Features 1 minute 23 November 2017

Kitchen Language: What Is Solera?

Brush up on your food terminology with us, from commonplace colloquialisms to obscure obsessions, as we demystify culinary lingo in our Kitchen Language column.

Kitchen Language

What is solera?

Solera literally means “on the ground” in Spanish, and is a technique used to age beverages like wine, Brandy and beer by fractional blending. It is most common in wine-making where wine barrels are arranged in rows on top of each other. The lowest row (known as the solera row) holds the oldest wine that’s ready for bottling while the highest row contains the youngest.
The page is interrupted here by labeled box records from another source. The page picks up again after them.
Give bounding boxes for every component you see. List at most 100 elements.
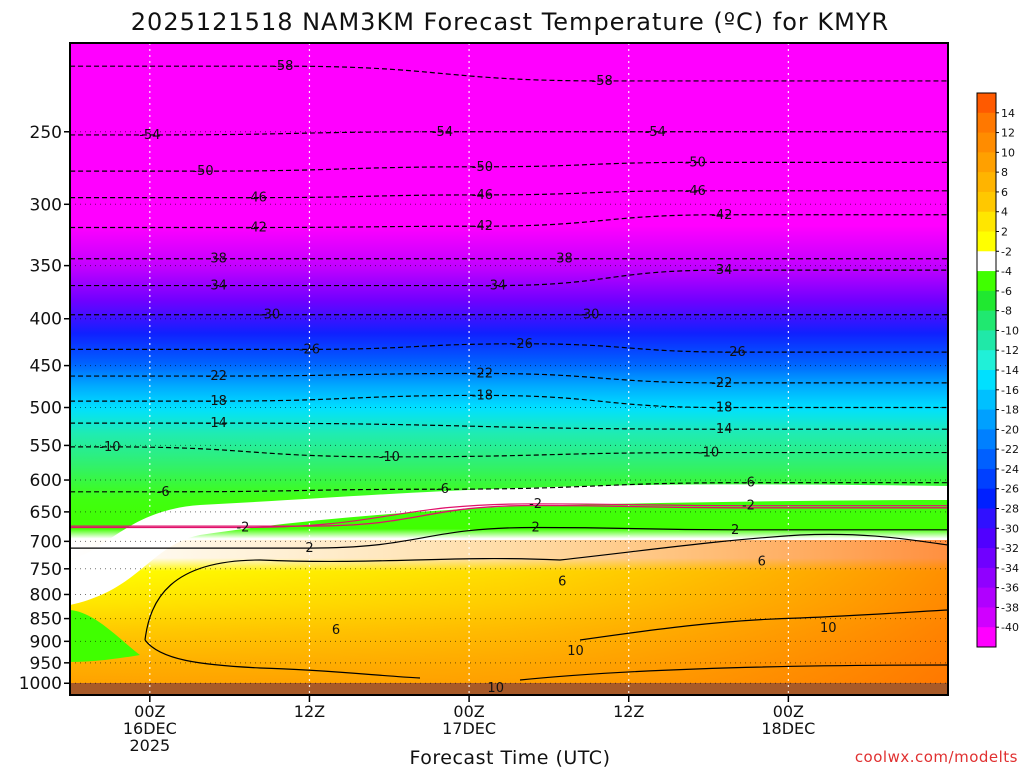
credit-link[interactable]: coolwx.com/modelts xyxy=(855,748,1018,766)
x-tick-label: 18DEC xyxy=(761,719,815,738)
isotherm-line xyxy=(70,526,948,549)
isotherm-6-line xyxy=(144,533,948,641)
colorbar-label: -18 xyxy=(1001,404,1019,417)
plot-frame xyxy=(69,42,949,696)
isotherm-label: -10 xyxy=(379,450,400,465)
y-tick-label: 650 xyxy=(30,503,62,523)
colorbar-label: -36 xyxy=(1001,582,1019,595)
x-axis-label: Forecast Time (UTC) xyxy=(410,747,611,768)
isotherm-label: -50 xyxy=(192,164,213,179)
y-tick-label: 300 xyxy=(30,195,62,215)
isotherm-label: -26 xyxy=(725,345,746,360)
colorbar-swatch xyxy=(977,508,996,529)
isotherm-label: -54 xyxy=(645,125,666,140)
colorbar-label: -34 xyxy=(1001,562,1019,575)
colorbar-label: 2 xyxy=(1001,226,1008,239)
isotherm-label: 10 xyxy=(487,681,504,696)
isotherm-line xyxy=(70,422,948,430)
colorbar-label: -12 xyxy=(1001,344,1019,357)
isotherm-label: -6 xyxy=(742,476,755,491)
colorbar-swatch xyxy=(977,172,996,193)
isotherm-label: -18 xyxy=(711,401,732,416)
isotherm-label: -22 xyxy=(711,376,732,391)
y-tick-label: 700 xyxy=(30,532,62,552)
isotherm-label: -42 xyxy=(246,220,267,235)
isotherm-label: -50 xyxy=(472,160,493,175)
colorbar-label: -14 xyxy=(1001,364,1019,377)
colorbar-swatch xyxy=(977,350,996,371)
ground-strip xyxy=(70,683,948,695)
isotherm-label: -54 xyxy=(432,125,453,140)
isotherm-label: -14 xyxy=(711,422,732,437)
y-tick-label: 850 xyxy=(30,610,62,630)
colorbar-label: 4 xyxy=(1001,206,1008,219)
isotherm-label: 10 xyxy=(820,621,837,636)
colorbar-label: -24 xyxy=(1001,463,1019,476)
colorbar-label: 14 xyxy=(1001,107,1015,120)
isotherm-line xyxy=(70,161,948,172)
isotherm-label: -14 xyxy=(206,416,227,431)
isotherm-label: -22 xyxy=(206,369,227,384)
cold-pocket xyxy=(70,610,140,662)
isotherm-line xyxy=(70,372,948,384)
y-tick-label: 250 xyxy=(30,123,62,143)
y-tick-label: 550 xyxy=(30,436,62,456)
y-tick-label: 400 xyxy=(30,310,62,330)
y-tick-label: 1000 xyxy=(19,674,62,694)
y-axis: 2503003504004505005506006507007508008509… xyxy=(19,123,70,694)
isotherm-label: -34 xyxy=(206,279,227,294)
isotherm-label: -34 xyxy=(711,263,732,278)
x-tick-label: 12Z xyxy=(294,702,325,721)
isotherm-line xyxy=(70,503,948,529)
colorbar-swatch xyxy=(977,567,996,589)
isotherm-line xyxy=(70,190,948,199)
isotherm-label: -30 xyxy=(259,308,280,323)
isotherm-label: -58 xyxy=(272,59,293,74)
colorbar-swatch xyxy=(977,488,996,509)
colorbar-label: -16 xyxy=(1001,384,1019,397)
x-tick-label: 16DEC xyxy=(123,719,177,738)
y-tick-label: 600 xyxy=(30,471,62,491)
colorbar-label: -8 xyxy=(1001,305,1012,318)
y-tick-label: 950 xyxy=(30,654,62,674)
colorbar-label: -22 xyxy=(1001,443,1019,456)
colorbar-label: -32 xyxy=(1001,542,1019,555)
colorbar-swatch xyxy=(977,370,996,391)
colorbar-swatch xyxy=(977,310,996,331)
colorbar-swatch xyxy=(977,251,996,272)
isotherm-label: 6 xyxy=(758,554,766,569)
chart-title: 2025121518 NAM3KM Forecast Temperature (… xyxy=(131,8,889,36)
isotherm-label: -2 xyxy=(529,497,542,512)
y-tick-label: 900 xyxy=(30,632,62,652)
colorbar-swatch xyxy=(977,429,996,450)
colorbar-legend: 14 12 10 8 6 4 2 -2 -4 -6 -8 -10 -12 -14 -16 -18 -20 -22 -… xyxy=(976,92,1019,648)
isotherm-line xyxy=(70,446,948,458)
y-tick-label: 750 xyxy=(30,560,62,580)
isotherm-labels: -58 -58 -54 -54 -54 -50 -50 -50 -46 -46 -46 -42 -42 -… xyxy=(99,59,837,696)
colorbar-swatch xyxy=(977,290,996,312)
isotherm-label: 2 xyxy=(305,541,313,556)
isotherm-label: -30 xyxy=(578,308,599,323)
y-tick-label: 800 xyxy=(30,585,62,605)
freezing-level-line xyxy=(70,504,948,527)
isotherm-line xyxy=(70,65,948,82)
colorbar-swatch xyxy=(977,191,996,213)
isotherm-6-lower-line xyxy=(144,639,421,679)
x-tick-label: 17DEC xyxy=(442,719,496,738)
colorbar-swatch xyxy=(977,132,996,153)
colorbar-label: -40 xyxy=(1001,621,1019,634)
colorbar-label: -28 xyxy=(1001,503,1019,516)
y-tick-label: 450 xyxy=(30,357,62,377)
isotherm-label: 6 xyxy=(558,574,566,589)
colorbar-label: 12 xyxy=(1001,127,1015,140)
isotherm-10-lower-line xyxy=(519,664,948,681)
colorbar-label: 10 xyxy=(1001,146,1015,159)
isotherm-label: -38 xyxy=(206,252,227,267)
isotherm-label: -54 xyxy=(139,128,160,143)
x-tick-label: 00Z xyxy=(773,702,804,721)
colorbar-swatch xyxy=(977,409,996,430)
colorbar-swatch xyxy=(977,231,996,252)
isotherm-label: -10 xyxy=(698,446,719,461)
isotherm-label: -6 xyxy=(436,482,449,497)
isotherm-line xyxy=(70,269,948,287)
“The idea is that when wine is required for bottling, it is drawn from the solera row, but never more than one third of the contents at any one time,” wrote author David Bird in his book Understanding Wine Technology. “The barrels are then topped up from the next oldest row, and they are topped up from the previous row and so on, until the youngest barrels are reached.”

The science behind it

The purpose of such a system is to create beverages that are consistent in flavor and alcohol content despite the complex mix of ages. This means that every bottle to have emerged from this process will contain molecules of the original wine—at least in theory. It also continuously supplies older wines with nutrients from the younger wines required for the wine to age and the development of yeasts that grow on the surface.

Solera around the world

The system was developed out of the Iberian peninsula but different spirit-making traditions around the world have similar aging processes. In Okinawa, Japan for instance, a similar process known as shitsugi exists for the production of awamori, a distilled long grain rice alcoholic beverage. Instead of barrels, kusu (aged awamori) is placed in urns but the the same principles apply where younger kusu is added to the older urn.

Such a technique is also present in the food world, specifically in chef Enrique Olvera’s contemporary interpretation of producing mole. He tops his base mole off with a new batch whenever the restaurant is down to the last 10 liters. The chef tells the New York Times: “This solera system gives us a mole that is exponentially more subtle and complex than your average mole.”